MAG-Net Anchors Meeting Day 3: Network Strategy & Story
“We got our story on today”
Today’s agenda shifted the focus from network structure and governance to strategizing about MAG-Net’s priorities and messaging.
Kicking off the day with compelling cultural spotlights from three MAG-Net anchors helped set the tone for our discussion of values, motivations, and stories.
Today was a day of visioning and creativity– from describing the values that have built up our respective organizations, to tackling strategic plans for the network’s future, to sharing our stories and visions through strategic messaging. It was a productive day and especially helpful for me as a new co-anchor.
The morning’s strategy circles produced useful recommendations for the network’s next steps. Between the dot democracy prioritization exercise and the messaging work, we boiled down the meaning of MAG-Net membership and came away with a better understanding of our collective story and vision.

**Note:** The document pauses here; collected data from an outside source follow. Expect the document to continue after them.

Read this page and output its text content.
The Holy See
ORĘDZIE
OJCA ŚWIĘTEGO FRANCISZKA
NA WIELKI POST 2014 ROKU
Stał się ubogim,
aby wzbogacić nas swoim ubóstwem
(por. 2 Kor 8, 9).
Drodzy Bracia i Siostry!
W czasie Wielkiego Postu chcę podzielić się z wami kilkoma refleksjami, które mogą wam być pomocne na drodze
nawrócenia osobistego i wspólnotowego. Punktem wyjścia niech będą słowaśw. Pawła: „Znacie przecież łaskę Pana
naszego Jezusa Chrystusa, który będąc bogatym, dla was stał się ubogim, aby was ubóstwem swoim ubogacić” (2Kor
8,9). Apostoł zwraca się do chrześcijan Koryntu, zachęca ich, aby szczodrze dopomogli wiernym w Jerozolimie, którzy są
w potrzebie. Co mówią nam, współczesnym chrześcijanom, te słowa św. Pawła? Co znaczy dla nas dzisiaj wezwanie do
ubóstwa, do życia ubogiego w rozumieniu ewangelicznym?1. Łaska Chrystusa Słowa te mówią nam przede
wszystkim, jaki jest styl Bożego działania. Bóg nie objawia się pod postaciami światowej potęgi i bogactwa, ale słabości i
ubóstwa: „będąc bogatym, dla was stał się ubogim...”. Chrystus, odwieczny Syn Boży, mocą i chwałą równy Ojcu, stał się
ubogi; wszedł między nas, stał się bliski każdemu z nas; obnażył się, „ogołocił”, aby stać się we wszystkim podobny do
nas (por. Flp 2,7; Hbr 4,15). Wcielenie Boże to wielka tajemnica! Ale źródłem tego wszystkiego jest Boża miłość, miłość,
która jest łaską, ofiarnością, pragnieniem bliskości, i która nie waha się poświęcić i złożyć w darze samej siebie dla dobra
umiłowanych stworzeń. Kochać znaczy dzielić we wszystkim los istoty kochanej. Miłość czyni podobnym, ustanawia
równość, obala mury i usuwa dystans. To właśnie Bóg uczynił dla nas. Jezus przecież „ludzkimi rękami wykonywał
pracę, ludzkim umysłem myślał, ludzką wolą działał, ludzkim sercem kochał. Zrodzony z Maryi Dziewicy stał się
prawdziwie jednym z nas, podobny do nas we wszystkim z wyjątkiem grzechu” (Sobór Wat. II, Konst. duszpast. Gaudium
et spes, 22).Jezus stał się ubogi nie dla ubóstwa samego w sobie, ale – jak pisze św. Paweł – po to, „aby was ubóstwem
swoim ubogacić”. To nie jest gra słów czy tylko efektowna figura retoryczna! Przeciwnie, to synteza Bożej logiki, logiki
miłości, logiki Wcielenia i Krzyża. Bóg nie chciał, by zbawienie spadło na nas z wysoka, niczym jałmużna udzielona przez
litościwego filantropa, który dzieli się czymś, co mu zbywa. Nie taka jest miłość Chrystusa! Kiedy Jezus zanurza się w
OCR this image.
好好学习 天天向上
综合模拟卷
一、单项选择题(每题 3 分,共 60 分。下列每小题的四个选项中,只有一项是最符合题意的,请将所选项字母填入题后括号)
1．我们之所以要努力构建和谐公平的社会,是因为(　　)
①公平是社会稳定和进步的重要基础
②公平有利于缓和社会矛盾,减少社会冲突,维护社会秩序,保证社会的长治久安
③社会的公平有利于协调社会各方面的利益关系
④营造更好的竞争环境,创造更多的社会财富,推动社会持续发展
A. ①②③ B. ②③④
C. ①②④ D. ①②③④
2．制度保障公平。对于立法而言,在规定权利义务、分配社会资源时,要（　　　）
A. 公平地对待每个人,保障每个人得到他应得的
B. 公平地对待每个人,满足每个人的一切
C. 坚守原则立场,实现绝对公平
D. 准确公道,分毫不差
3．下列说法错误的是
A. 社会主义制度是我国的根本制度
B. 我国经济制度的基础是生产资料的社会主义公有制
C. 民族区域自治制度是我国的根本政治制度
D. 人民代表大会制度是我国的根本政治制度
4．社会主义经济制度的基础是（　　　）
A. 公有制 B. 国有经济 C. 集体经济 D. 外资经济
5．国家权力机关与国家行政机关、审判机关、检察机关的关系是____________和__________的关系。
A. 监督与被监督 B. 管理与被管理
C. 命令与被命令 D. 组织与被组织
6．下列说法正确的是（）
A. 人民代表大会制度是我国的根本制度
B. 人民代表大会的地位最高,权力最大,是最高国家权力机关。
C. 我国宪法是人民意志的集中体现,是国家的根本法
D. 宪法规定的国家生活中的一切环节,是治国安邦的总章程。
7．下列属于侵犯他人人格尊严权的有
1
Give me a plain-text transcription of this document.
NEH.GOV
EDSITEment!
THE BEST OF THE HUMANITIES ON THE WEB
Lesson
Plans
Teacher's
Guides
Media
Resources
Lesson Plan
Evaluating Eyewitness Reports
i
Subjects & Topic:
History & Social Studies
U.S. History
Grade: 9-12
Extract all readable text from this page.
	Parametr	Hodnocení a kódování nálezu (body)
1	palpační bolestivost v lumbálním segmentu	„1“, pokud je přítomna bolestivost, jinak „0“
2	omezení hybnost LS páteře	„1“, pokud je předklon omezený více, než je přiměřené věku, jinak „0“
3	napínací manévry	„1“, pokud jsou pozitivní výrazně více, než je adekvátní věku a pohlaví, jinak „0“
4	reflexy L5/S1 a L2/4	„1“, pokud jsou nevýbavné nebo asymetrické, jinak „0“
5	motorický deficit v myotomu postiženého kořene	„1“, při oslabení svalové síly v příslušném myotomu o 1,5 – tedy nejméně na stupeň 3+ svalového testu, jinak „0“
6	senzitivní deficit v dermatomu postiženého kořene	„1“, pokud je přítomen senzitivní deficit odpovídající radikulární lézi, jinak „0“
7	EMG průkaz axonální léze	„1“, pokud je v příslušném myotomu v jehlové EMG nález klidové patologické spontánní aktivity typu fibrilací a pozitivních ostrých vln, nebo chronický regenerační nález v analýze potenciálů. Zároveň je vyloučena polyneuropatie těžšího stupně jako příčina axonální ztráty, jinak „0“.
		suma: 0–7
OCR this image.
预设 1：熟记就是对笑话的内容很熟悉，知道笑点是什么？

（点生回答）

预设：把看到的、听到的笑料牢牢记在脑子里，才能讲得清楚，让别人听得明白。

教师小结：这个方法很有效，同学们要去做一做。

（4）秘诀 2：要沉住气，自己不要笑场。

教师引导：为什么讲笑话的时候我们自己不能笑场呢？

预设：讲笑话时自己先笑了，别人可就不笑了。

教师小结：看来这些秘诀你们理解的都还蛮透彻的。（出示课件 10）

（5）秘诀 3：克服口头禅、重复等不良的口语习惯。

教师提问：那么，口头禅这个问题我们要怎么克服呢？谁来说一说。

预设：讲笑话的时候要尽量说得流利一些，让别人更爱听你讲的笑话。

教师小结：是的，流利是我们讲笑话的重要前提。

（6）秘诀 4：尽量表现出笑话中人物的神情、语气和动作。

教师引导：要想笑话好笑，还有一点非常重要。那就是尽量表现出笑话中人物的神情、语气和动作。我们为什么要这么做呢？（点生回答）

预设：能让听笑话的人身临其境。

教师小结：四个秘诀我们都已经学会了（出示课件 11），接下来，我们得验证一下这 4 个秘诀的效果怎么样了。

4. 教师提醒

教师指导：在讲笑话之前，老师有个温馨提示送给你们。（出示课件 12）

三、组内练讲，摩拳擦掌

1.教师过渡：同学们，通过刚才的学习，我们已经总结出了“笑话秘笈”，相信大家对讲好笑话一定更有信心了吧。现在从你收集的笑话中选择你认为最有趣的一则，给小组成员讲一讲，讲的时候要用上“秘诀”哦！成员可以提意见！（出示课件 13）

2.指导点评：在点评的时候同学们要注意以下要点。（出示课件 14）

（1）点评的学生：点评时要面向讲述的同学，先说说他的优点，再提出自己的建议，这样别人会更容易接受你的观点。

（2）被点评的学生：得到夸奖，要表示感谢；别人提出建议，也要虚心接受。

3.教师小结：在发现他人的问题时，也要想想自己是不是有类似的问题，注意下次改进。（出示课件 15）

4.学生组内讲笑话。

The second half of the day provided an opportunity for anchors to practice their messaging and communications strategies with a session facilitated by Spitfire Strategies. We talked about constructing compelling messages, something our communities and us know well, but with a focus on making sure our stories were directed at the appropriate audience. Most often our audience is those who have the power to help us achieve our goals, whether policy makers or community members. Telling our stories is about sharing meaning and making connections with these different audiences and taking them from understanding to action.
The group worked through crafting messaging and elevator pitches about the network, which proved to be a helpful learning experience and generated important questions to consider. Andrea Figueroa of Martinez Street Women’s Center and Sage Crump of Art is Change were the brave souls to share their elevator pitches in front of the group, and made it clear that we have some great communicators in the anchor group. To close the exercise, Bryan Mercer from Media Mobilizing Project shared a compelling suggestion for a MAG-Net tagline: “The right to free speech means little without the means to be heard.” This line resonated deeply with us as community members, organizers, and storytellers hoping to grow the network and grow the movement so that we can be heard locally and nationally.
Laura Muraida is Mass Base Political Organizer at Southwest Workers Union.